A recent post by parenting blogger Alaura Weaver brought up an excellent point about how we talk to girls about menstruation: the platitude that menstruation makes you a woman is kind of problematic, to say the least. In her traditional Russian Jewish family's culture and many others, she writes,
The perception of a sudden transformation from childhood to womanhood has been a source of unnecessary fear, shame, pain, and oppression: because of a drop of blood, a previously innocent child is deemed “unclean” and full of sin.
Even when periods are treated in a more positive manner, the belief that they make someone a woman can make an experience that is already stressful for some an even bigger deal. The declaration that she is suddenly a woman can be overwhelming to a preteen or teenage girl! It also makes one physical process central to her identity, defining women by their ability to bear children rather than their accomplishments or character.

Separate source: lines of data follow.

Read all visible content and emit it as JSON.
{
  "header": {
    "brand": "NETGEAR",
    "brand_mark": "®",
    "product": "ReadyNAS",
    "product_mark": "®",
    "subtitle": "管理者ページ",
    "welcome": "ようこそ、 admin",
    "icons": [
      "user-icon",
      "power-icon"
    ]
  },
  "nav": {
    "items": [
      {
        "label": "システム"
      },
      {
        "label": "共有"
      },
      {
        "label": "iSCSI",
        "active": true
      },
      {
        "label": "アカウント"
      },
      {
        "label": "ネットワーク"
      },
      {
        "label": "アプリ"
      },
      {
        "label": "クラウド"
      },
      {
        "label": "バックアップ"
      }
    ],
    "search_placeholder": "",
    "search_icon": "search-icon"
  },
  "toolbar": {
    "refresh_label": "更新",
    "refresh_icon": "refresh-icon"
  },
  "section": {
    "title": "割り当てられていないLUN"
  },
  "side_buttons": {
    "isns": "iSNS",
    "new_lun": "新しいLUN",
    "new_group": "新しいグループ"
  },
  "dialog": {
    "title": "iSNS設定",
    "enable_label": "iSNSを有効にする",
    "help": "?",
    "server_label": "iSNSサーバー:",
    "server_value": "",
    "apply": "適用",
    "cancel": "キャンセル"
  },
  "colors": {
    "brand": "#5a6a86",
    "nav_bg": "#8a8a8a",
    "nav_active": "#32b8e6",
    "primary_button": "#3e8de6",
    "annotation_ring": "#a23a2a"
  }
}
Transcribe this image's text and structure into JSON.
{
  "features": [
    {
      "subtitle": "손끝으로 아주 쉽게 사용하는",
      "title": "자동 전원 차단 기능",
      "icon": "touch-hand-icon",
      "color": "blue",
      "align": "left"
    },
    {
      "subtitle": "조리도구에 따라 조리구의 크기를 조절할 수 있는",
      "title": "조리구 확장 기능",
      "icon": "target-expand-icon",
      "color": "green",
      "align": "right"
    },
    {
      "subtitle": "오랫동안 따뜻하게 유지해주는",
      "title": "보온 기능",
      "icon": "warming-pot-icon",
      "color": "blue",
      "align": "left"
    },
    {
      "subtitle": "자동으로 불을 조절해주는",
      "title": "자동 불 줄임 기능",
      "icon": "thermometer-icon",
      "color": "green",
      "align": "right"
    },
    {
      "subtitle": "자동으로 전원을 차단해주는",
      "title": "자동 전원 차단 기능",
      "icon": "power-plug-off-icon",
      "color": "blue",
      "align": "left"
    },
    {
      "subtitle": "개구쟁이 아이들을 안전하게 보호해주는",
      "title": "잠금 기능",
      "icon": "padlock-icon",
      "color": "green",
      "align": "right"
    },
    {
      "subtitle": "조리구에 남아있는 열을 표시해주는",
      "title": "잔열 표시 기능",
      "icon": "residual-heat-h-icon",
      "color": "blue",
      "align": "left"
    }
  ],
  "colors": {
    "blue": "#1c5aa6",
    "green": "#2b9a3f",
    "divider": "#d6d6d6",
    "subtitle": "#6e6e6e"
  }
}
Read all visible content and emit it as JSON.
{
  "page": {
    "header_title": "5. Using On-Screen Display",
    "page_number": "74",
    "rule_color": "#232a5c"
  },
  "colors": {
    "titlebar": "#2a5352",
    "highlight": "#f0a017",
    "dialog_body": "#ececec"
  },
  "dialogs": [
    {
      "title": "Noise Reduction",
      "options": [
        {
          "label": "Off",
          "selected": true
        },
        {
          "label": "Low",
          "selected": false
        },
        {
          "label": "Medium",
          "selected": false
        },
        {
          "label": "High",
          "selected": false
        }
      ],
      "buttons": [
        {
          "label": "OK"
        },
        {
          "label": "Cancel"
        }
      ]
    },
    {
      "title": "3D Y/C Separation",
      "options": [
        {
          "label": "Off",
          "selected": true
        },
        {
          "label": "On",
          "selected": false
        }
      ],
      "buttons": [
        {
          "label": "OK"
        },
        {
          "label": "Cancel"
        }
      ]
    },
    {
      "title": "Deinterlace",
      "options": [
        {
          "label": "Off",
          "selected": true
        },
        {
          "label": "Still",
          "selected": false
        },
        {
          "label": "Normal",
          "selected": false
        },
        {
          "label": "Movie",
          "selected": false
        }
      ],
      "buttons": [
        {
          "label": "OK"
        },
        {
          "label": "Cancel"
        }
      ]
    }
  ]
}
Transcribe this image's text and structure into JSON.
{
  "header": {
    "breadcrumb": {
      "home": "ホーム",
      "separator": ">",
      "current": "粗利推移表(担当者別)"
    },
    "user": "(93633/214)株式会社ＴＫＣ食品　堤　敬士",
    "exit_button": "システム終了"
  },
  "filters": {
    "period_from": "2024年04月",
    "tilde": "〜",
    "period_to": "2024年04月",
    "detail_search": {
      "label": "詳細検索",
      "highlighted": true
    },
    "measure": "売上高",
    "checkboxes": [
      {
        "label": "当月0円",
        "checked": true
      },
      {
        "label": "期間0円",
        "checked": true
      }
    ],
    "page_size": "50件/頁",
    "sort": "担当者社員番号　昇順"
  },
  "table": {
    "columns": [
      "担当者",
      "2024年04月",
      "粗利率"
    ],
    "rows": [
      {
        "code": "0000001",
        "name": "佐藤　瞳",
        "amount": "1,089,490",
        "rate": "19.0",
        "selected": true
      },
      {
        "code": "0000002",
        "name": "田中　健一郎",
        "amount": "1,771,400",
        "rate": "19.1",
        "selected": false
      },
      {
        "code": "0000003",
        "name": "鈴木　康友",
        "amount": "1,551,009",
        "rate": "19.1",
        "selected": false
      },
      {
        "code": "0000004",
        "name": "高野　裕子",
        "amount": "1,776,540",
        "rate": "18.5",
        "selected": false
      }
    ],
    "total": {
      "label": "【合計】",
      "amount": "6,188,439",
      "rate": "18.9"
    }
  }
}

Pediatrician Dr. Claire McCarthy writes in a Boston.com column that she had a similar reaction to being told "you're a woman now": It "really made being a woman seem uncomfortable and unfair."
I'd also add that defining womanhood by a biological, typically female process is essentialist and cissexist. It makes gender something innate and biological, when womanhood is really a social construct that someone may or may not adhere to regardless of their sex.
While we're at it, here are five more things we commonly teach girls about menstruation that often do more harm than good:
1. "It's not polite to talk about."
This isn't something most authority figures are teaching kids directly, but it is taught indirectly through the usual silence surrounding the subject. For me, this silence led to a lot of shame and misconceptions. Because nobody in my life ever talked to me about periods, I first learned about them at age 10 at sleep-away camp, when a cabin-mate told me, "It's when your thing bleeds." I imagined myself in an ambulance with a mortal wound between my legs! And when I got my period, I struggled through the first few days shoving tissues in my underwear because I was too embarrassed to tell anyone who might be able to help me get the supplies I needed.
2. "It's gross."
Come to think of it, I must have learned the majority of what my adolescent self knew about periods at camp; my next memory of the topic comes in the form of a campfire story called "The Bloody Tampon" about someone who haunts campers by waving a bloody tampon at their door. Kids repeat all sorts of jokes without knowing what they're saying, so it's important for adults to clue them in on the fact that menstruation is a normal process not to be alarmed by. Unfortunately, disgust for periods lasts beyond childhood; even social media has deemed visual references to periods inappropriate. More optimistically, some people are fighting back against period-shaming by calling out sexist policies like Instagram's and even making art with menstrual blood.
3. "It's AWFUL."
Some people experience cramps or aches during their periods and some don't, but pop culture is full of hyperbolic descriptions of menstrual pain (like the above scene in No Strings Attached). The perception that pain is normal can prevent people from seeking a solution to it. Sometimes, severe pain can be a sign of endometriosis, a disorder affecting the tissue lining the uterus. It can be scary to hear that you will be in pain every month and would be more helpful to know that you might experience cramps, but unless there's a more serious issue, a few pain relievers should do the trick.
4. "It makes you emotional."
As with the expectation of pain, the expectation of psychological distress before your period can actually mask other problems. Severe emotional distress before your period can actually be a symptom of a more serious condition called premenstrual dysphoric disorder. Some people do experience pre-menstrual syndrome, whose symptoms sometimes include mood swings, but plenty don't, and it doesn't make sense to use this against women because everyone's moods fluctuate all the time for a thousand reasons independent of gender.
5. "It's happening so that you can become a mother one day."
It's fine to mention that your period makes it possible for you to bear children, but it's also important to make it clear that whether or not you have kids is 100 percent your choice. You don't have to do something — or anything — with your body just because you can.
Instead of saying, "You're a woman now" or other harmful things about periods, Alaura Weaver suggests that we instead "celebrate the transitional period from child to woman." I think it could also be helpful to acknowledge the transitional period we're all undergoing throughout our whole lives to some extent in a non-gendered manner. Maturity cannot be measured by one event, after all.